24/01/2012 11:23 0 Comentarios Lectura: ( palabras)

imageNo sé si operan a lo largo y ancho del país. No sé si sólo los he conocido yo, tampoco sé si los estoy juzgando mal, pero lo que sí sé, es que me ha tocado, a lo largo de mi vida, tratar muy de cerca con la Sociedad Destructora de Emprendedores.

¿Quiénes son?, ¿Dónde los capacitan?, ¿Los fabrican en serie?… No lo sé, pero seguramente te has topado con uno de ellos tu también.

Un encuentro con la SDE fue no hace mucho, cuestión de dos o tres semanas. Me encontraba entusiasmadamente platicando aspectos generales sobre el emprendimiento actual de Novigo con un compañero del trabajo, cuando llegó otro compañero, supervisor. Se incluyó en la plática. Escuchó, asintió con la cabeza y esperó a que terminara de exponer la idea general del emprendimiento. Al terminar, preguntó con un aire de incredulidad: ‘¿…y cómo harán para conseguir clientes?’, ‘Con publicidad, e-mails, presencia en redes sociales y, si es necesario, ¡registrándolos a pie, de uno por uno!’ -repliqué, a lo que respondió con un sonido que solo se me ocurre representar como ‘¡Pfff!’. Enseguida despotricó con todos los argumentos que la SDE gusta aplicar en estos casos: ‘No va a funcionar’, ‘Estas loco’, ‘No van a durar ni un mes’, ‘¿Y dónde está la ganancia?’ y remató con un sórdido: ‘¡Que hueva!’.

Ese ataque de la SDE me dolió mucho en particular.

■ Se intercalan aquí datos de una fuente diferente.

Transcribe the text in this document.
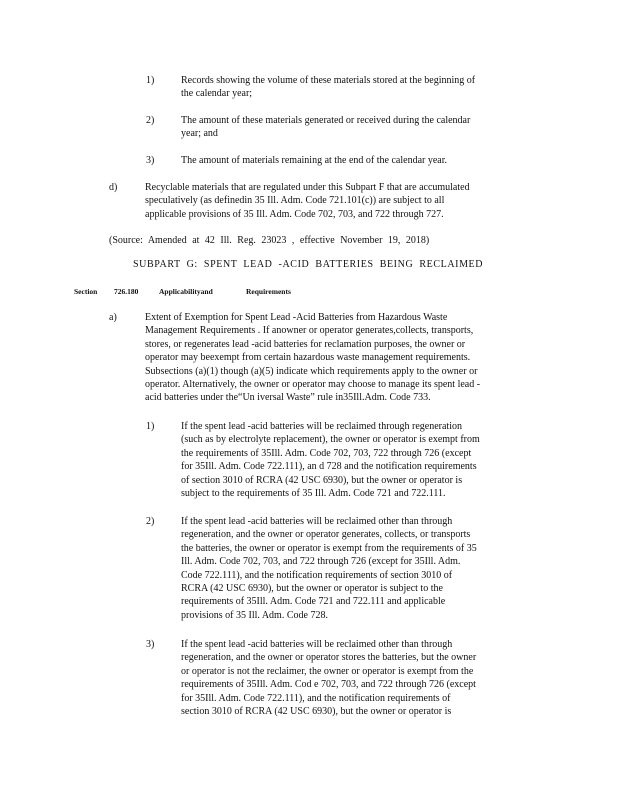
1)	Records showing the volume of these materials stored at the beginning of
the calendar year;
2)	The amount of these materials generated or received during the calendar
year; and
3)	The amount of materials remaining at the end of the calendar year.
d)	Recyclable materials that are regulated under this Subpart F that are accumulated
speculatively (as definedin 35 Ill. Adm. Code 721.101(c)) are subject to all
applicable provisions of 35 Ill. Adm. Code 702, 703, and 722 through 727.
(Source: Amended at 42 Ill. Reg. 23023 , effective November 19, 2018)
SUBPART G: SPENT LEAD -ACID BATTERIES BEING RECLAIMED
Section 726.180	Applicabilityand	Requirements
a)	Extent of Exemption for Spent Lead -Acid Batteries from Hazardous Waste
Management Requirements . If anowner or operator generates,collects, transports,
stores, or regenerates lead -acid batteries for reclamation purposes, the owner or
operator may beexempt from certain hazardous waste management requirements.
Subsections (a)(1) though (a)(5) indicate which requirements apply to the owner or
operator. Alternatively, the owner or operator may choose to manage its spent lead -
acid batteries under the“Un iversal Waste” rule in35Ill.Adm. Code 733.
1)	If the spent lead -acid batteries will be reclaimed through regeneration
(such as by electrolyte replacement), the owner or operator is exempt from
the requirements of 35Ill. Adm. Code 702, 703, 722 through 726 (except
for 35Ill. Adm. Code 722.111), an d 728 and the notification requirements
of section 3010 of RCRA (42 USC 6930), but the owner or operator is
subject to the requirements of 35 Ill. Adm. Code 721 and 722.111.
2)	If the spent lead -acid batteries will be reclaimed other than through
regeneration, and the owner or operator generates, collects, or transports
the batteries, the owner or operator is exempt from the requirements of 35
Ill. Adm. Code 702, 703, and 722 through 726 (except for 35Ill. Adm.
Code 722.111), and the notification requirements of section 3010 of
RCRA (42 USC 6930), but the owner or operator is subject to the
requirements of 35Ill. Adm. Code 721 and 722.111 and applicable
provisions of 35 Ill. Adm. Code 728.
3)	If the spent lead -acid batteries will be reclaimed other than through
regeneration, and the owner or operator stores the batteries, but the owner
or operator is not the reclaimer, the owner or operator is exempt from the
requirements of 35Ill. Adm. Cod e 702, 703, and 722 through 726 (except
for 35Ill. Adm. Code 722.111), and the notification requirements of
section 3010 of RCRA (42 USC 6930), but the owner or operator is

No porque tenga razón el sujeto en cuestión, sino que, por el lugar de donde viene, la preparación que tiene y el puesto que ocupa, yo esperaría otra reacción de esa persona. Mi error por creer que la posición social, jerarquía laboral y educación le bastarían para sentir empatía con un emprendedor. Ahora sé que la SDE acepta miembros de toda clase.

Otra respuesta que he obtenido y que me da risa y, a la vez, tristeza, es cuando dicen: ‘¡Ah!, ¡pero eso ya existe!’.

Yo no sé dónde se dijo que un emprendimiento, o simplemente una idea, debe ser algo que no exista. Imagínate si así fuera, la tasa de surgimiento de nuevos proyectos iría decayendo exponencialmente pues, con el paso del tiempo, es más difícil crear algo que sea totalmente original. Si bien es cierto que todo lo que surge (emprendedoramente hablando) busca ser original e innovador, es imposible no tomar cosas de otros proyectos e intentar imitar pero, sobre todo, mejorar algo que ya existe.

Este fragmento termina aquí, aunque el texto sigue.